Spending less, saving more: Is that so wrong?

A new report on consumer spending shows that consumers are not spending. Economists thought that the savings from cheaper gasoline — hundreds of dollars a year for most — would be hauled to the stores. But non-gasoline retail spending didn’t budge last month, flat after falling a bit in December, according to the Commerce Department.

The strengthening job market and expected wage gains should also be making American shoppers feel more exuberant, but no. That’s a concern in a country where consumer spending accounts for two-thirds of the economy.

Here’s my explanation for what’s happening. There’s been a growing aversion to the shopping way of life. There’s a sense that the consumer culture has been a con job, epitomized by the sucker punch of last decade’s real estate bubble (and attendant mortgage scams).

There’s also a feeling that one traditional motive for buying stuff — the competitive race to “keep up with the Joneses” — is futile. The famous 1 percent are pulling away so fast from the other 99 percent that there’s no point in trying. Even the “merely affluent” can’t compete.

A study in Britain found that money only makes people happier when they have more than their neighbors. It’s more about social rank than the number of zeros behind one’s personal wealth.
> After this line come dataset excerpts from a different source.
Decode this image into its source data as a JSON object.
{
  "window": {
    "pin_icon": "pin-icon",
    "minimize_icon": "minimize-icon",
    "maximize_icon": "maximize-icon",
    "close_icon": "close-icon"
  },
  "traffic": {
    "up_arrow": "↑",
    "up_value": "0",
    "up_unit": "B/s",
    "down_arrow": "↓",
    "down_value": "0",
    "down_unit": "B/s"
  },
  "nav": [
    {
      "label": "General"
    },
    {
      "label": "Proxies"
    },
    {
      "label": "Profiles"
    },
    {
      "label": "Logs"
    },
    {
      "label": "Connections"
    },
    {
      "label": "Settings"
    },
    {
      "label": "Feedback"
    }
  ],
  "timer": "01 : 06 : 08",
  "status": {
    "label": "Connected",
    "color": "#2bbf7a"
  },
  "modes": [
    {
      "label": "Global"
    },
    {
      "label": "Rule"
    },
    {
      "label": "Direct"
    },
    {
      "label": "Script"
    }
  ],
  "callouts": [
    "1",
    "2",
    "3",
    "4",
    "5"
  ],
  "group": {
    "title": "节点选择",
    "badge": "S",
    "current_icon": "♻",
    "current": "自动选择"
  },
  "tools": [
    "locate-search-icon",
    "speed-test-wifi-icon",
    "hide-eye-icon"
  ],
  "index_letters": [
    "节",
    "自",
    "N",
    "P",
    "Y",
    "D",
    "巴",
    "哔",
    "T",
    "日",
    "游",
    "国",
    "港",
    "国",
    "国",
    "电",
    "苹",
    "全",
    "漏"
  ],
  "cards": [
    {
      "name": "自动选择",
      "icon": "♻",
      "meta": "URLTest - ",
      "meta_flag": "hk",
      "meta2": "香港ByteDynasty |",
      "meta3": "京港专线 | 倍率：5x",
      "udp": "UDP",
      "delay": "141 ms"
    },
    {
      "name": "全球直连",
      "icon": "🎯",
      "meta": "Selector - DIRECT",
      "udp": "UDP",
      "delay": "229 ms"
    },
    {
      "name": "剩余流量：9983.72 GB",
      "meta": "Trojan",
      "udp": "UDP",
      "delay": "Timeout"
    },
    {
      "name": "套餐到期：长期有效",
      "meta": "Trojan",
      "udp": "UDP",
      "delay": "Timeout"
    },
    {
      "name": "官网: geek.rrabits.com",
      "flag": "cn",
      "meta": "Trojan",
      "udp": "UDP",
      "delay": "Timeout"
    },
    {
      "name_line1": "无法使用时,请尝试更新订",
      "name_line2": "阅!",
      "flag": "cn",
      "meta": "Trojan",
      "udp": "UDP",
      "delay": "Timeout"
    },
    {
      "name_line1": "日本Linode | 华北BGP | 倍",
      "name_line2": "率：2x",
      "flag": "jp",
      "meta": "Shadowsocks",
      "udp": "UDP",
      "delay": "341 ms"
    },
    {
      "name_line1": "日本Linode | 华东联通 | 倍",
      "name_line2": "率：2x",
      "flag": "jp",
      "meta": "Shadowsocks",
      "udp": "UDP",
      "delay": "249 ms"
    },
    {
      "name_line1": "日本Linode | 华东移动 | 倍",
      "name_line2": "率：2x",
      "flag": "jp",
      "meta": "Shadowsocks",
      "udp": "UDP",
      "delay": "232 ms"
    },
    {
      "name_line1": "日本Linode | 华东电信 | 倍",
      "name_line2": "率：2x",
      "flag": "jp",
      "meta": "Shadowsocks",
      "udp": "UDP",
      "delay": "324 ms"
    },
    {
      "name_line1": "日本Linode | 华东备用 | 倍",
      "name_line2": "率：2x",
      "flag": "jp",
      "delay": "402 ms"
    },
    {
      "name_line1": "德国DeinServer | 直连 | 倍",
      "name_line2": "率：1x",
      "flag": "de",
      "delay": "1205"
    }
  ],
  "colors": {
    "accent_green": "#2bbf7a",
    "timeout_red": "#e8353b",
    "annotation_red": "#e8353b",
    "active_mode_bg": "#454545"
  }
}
A millionaire feels poor in the presence of the super rich.

Thus, the ever-inventive American culture has found a new way to rank people socially. More of us are replacing price tag display with the hip alternative of living in small spaces with fewer, but more curated, possessions. Rather than hire experts to make our closets accommodate more stuff, many are deciding to simply have less stuff. We are driving fewer miles, and many millennials are forgoing car ownership altogether.

The Commerce Department reported that the personal savings rate rose to nearly 5 percent in December, up from 4.3 percent the month before. Interesting.

The new social ranking system may be influencing some for whom the money race is theirs to win. The Wall Street Journal publishes a weekly section called Mansion, which centers on luxury real estate that tends to be enormous in size and astronomical in price. But in the aesthetic of minimalism chic, the architectural hulks — with their onyx bars, guest villas and ionized lap pools — seem dated.

So the recent Mansion section had a feature on “little getaway houses,” small homes for those who live big. These were not your worn cabins in the woods but spectacular little places, often on lots with primo views.

“Keep it simple,” said an investment manager who has a smallish house on the Maine coast — but owns several other homes, where the art is kept. Small, in this case 1,200 square feet, need not be inexpensive. The house is built on reinforced fiberglass piers that let the waves roll under it.

Another small house, 1,000 square feet on Skagit County’s Padilla Bay, has a glass cover and hand-planed cedar floors. “The more intimate the house, the more it supports the need for connection,” said one of the proprietors.

To keep some perspective on what constitutes small, note that families of six were quite content living year-round in their 800-square-foot Levittown houses. But one can appreciate the desire of the wealthy to escape their toad halls for some cozy time in a badger cottage.

Many Americans of more modest means, however, are dispensing with the mansions altogether. You don’t feel behind in a race you don’t enter. And if these weakened material aspirations are here to stay, things won’t be looking good for the consumer economy.